Review of Power of Attorney


I’ve chosen to review Power of Attorney in Oaxaca, Mexico: Native People, Legal Culture, and Social Networks because I am interested in digital history/humanities projects that visually display social networks. Although I don’t study indigenous Mexican culture, mapping individuals in relation to each other and in relation to power structures (in this instance, the court system) connects to my interest in visualizing social networks, particularly among authors/intellectual communities and networks of distribution of their works and ideas.

Power of Attorney in Oaxaca, Mexico: Native People, Legal Culture, and Social Networks (https://www.powerofattorneynative.com/) is a mapping and visualization site which displays connections among “people, places, and courts created by a common legal procedure: the granting of power of attorney” during Spain’s colonization of Mexico (Power of Attorney). The project aims to “Contribute[s] to interdisciplinary scholarship that shows how native people interacted with the law across geographical expanses and differences of language and culture” (Power of Attorney). It is directed by Dr. Yanna Yannakakis, Associate Professor of History at Emory University, and its main contributors are librarians and specialists from Emory’s Center for Digital Scholarship.

Based on the thorough footnotes, the project appears to be grounded in relatively recent scholarship, with many citations from the last ten years. The site provides a great deal of historical context, a thorough methodological description, and a “Stories in the Maps” section which describes some of the more noteworthy narratives the mapping project reveals.

The extensive description and historical context on the site is understandable in light of its status as a scholarly, rather than public-facing, project (which I infer from above-mentioned quote from the homepage). But the heavy text-to-visual ratio makes interacting with the site feel at times like reading a textbook. This can also be attributed to its organizational scheme. While navigating the site is relatively intuitive, with the menu offering “about,” “power of attorney/power of letters,” and “maps” drop-down menus, finding and interpreting the maps themselves takes more digging than one would expect for a project that “constructs a geography” (Power of Attorney).

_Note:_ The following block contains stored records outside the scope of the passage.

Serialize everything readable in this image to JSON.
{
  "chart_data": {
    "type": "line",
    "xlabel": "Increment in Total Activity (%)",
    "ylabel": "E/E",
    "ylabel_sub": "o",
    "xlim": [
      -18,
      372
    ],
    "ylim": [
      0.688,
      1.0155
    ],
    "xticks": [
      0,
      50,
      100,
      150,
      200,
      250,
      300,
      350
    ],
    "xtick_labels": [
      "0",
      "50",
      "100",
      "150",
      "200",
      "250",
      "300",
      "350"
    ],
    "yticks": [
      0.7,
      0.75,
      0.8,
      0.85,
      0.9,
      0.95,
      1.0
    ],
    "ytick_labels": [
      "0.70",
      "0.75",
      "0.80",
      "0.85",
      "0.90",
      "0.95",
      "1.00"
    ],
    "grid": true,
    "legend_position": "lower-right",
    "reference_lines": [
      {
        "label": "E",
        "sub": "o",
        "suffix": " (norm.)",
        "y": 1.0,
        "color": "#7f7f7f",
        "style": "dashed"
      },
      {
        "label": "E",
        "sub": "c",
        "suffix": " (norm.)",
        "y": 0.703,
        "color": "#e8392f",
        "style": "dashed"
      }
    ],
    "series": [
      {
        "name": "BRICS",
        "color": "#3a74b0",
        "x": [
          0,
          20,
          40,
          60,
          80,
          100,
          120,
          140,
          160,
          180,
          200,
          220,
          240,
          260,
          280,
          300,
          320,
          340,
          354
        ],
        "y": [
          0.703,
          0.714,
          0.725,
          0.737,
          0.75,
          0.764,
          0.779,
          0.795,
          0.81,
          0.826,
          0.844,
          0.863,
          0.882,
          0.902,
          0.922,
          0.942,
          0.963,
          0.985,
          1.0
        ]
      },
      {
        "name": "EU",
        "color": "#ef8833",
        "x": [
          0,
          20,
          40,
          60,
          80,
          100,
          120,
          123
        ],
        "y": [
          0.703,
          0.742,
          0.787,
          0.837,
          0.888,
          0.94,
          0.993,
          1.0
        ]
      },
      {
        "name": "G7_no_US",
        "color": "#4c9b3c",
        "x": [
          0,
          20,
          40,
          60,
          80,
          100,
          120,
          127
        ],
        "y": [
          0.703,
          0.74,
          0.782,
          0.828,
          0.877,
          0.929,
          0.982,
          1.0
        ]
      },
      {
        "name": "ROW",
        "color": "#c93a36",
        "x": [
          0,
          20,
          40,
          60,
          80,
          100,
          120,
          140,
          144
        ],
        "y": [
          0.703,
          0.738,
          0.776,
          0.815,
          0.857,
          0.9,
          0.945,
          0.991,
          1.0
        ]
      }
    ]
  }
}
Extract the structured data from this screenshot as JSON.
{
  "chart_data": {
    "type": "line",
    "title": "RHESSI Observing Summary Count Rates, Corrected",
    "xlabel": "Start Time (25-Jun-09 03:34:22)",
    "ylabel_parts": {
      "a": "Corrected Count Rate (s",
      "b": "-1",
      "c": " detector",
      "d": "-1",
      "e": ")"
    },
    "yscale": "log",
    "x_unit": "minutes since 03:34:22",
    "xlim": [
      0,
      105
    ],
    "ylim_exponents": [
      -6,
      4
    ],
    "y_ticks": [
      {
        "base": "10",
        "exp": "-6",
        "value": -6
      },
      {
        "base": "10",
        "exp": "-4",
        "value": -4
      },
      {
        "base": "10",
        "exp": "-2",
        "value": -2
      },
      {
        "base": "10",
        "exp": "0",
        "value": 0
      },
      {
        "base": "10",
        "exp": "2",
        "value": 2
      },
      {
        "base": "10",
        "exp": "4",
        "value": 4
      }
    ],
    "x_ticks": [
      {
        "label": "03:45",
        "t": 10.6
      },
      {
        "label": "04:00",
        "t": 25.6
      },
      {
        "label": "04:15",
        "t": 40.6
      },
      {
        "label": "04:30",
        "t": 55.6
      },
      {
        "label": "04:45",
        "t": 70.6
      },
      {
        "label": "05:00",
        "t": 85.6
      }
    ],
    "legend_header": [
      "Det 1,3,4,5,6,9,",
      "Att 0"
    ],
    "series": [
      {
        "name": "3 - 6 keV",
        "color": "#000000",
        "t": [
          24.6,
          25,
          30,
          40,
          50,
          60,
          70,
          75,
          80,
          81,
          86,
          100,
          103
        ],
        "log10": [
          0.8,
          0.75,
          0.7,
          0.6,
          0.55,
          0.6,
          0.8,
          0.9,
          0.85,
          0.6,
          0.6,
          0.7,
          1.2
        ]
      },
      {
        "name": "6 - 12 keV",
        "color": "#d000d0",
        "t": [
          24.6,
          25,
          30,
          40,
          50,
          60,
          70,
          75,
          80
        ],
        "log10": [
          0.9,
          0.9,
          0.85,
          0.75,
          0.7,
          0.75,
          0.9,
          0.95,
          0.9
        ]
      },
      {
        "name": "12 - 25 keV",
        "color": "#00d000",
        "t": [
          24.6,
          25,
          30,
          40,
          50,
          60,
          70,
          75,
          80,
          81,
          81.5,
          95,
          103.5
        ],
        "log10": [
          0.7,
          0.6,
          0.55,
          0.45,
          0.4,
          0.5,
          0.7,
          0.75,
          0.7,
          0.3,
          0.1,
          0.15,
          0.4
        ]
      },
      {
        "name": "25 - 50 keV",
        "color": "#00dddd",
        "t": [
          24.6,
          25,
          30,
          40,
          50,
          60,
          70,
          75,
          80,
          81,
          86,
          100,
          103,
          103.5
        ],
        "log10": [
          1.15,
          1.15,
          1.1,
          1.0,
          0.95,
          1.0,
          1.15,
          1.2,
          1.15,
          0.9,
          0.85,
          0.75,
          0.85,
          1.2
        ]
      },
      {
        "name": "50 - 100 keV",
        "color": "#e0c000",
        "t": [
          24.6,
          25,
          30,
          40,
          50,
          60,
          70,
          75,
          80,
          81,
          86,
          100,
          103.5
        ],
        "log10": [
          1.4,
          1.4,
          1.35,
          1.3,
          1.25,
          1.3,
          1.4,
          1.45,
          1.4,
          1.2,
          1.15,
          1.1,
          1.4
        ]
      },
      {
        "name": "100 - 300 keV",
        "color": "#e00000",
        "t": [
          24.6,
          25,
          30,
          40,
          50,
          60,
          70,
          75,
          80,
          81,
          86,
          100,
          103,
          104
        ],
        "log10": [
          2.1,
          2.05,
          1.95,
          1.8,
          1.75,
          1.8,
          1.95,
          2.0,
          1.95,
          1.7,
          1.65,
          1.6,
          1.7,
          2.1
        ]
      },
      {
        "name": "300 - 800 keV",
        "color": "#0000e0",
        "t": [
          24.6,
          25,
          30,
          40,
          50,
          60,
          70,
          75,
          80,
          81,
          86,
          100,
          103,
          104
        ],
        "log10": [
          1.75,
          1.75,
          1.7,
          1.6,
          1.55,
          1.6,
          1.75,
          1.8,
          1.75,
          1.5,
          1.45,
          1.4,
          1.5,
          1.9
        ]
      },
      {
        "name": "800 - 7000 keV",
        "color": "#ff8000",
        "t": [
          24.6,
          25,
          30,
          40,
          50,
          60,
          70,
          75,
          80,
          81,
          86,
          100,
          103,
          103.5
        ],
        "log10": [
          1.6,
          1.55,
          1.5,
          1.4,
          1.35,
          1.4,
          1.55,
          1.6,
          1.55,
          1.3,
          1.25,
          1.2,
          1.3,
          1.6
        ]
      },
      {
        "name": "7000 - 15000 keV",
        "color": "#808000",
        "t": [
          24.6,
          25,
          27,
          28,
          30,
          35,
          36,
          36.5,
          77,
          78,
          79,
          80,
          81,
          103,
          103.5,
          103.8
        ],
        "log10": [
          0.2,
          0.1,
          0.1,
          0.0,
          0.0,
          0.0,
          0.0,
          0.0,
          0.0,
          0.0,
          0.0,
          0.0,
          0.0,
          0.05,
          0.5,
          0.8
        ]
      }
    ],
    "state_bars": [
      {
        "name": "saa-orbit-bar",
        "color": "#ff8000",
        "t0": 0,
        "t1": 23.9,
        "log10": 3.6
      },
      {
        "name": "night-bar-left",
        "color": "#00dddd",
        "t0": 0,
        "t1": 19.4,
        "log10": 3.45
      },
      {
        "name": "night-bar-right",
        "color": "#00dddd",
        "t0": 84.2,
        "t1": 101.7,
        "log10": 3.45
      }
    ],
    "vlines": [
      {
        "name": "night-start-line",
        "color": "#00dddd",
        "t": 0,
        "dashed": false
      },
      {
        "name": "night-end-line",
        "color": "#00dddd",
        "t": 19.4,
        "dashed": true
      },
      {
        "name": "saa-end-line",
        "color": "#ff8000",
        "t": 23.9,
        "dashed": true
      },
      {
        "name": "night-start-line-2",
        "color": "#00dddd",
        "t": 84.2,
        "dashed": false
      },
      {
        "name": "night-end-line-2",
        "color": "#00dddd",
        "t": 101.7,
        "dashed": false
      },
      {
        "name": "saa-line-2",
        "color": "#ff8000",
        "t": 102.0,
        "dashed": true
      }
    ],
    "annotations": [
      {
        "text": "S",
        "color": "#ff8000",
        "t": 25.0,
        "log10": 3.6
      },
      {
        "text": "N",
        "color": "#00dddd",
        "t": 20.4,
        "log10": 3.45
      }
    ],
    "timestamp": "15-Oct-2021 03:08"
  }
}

The maps are the second to last menu option and interacting with the first map on the page requires downloading Google Earth and KMZs (which my computer was not able to run).

My assertion that reorganizing the information of the site would be useful is reinforced by the fact that other interactive maps are available near the bottom of the “maps” page and would be more effective if placed in a prominent location, such as the homepage. These interactive CartoDB maps are the most helpful of all the project’s maps (with the possible exception of the ones I couldn’t access) in understanding the spatial relationships between those guaranteeing the powers of attorney and those receiving them. The interactive maps also allow for zooming out far enough to understand that legal networks existed not only throughout Mexico but also between Mexico and Madrid, a helpful visual reminder of the impacts of colonization.
The “Stories of the Maps” page states that
The maps allow us to see each authorization of power of attorney as a web of relationships among people, places, and institutions in which patterns emerge and individual connections stand out.  In this regard, the maps are a tool as much as an end: they allow us to see data in a new way, and to ask questions that send us back to the archive to reconstruct the stories within the maps. (Power of Attorney)
This quote points to the strength of this project: a tool for those pursuing a deeper knowledge of history in this time and place. The site’s technical features do not seem to accomplish much that still frames in a textbook couldn’t also accomplish. The scholarship of the site is extremely thorough, and a great resource for understanding this chapter in Mexican history for those willing to do a bit of digging and a great deal of reading.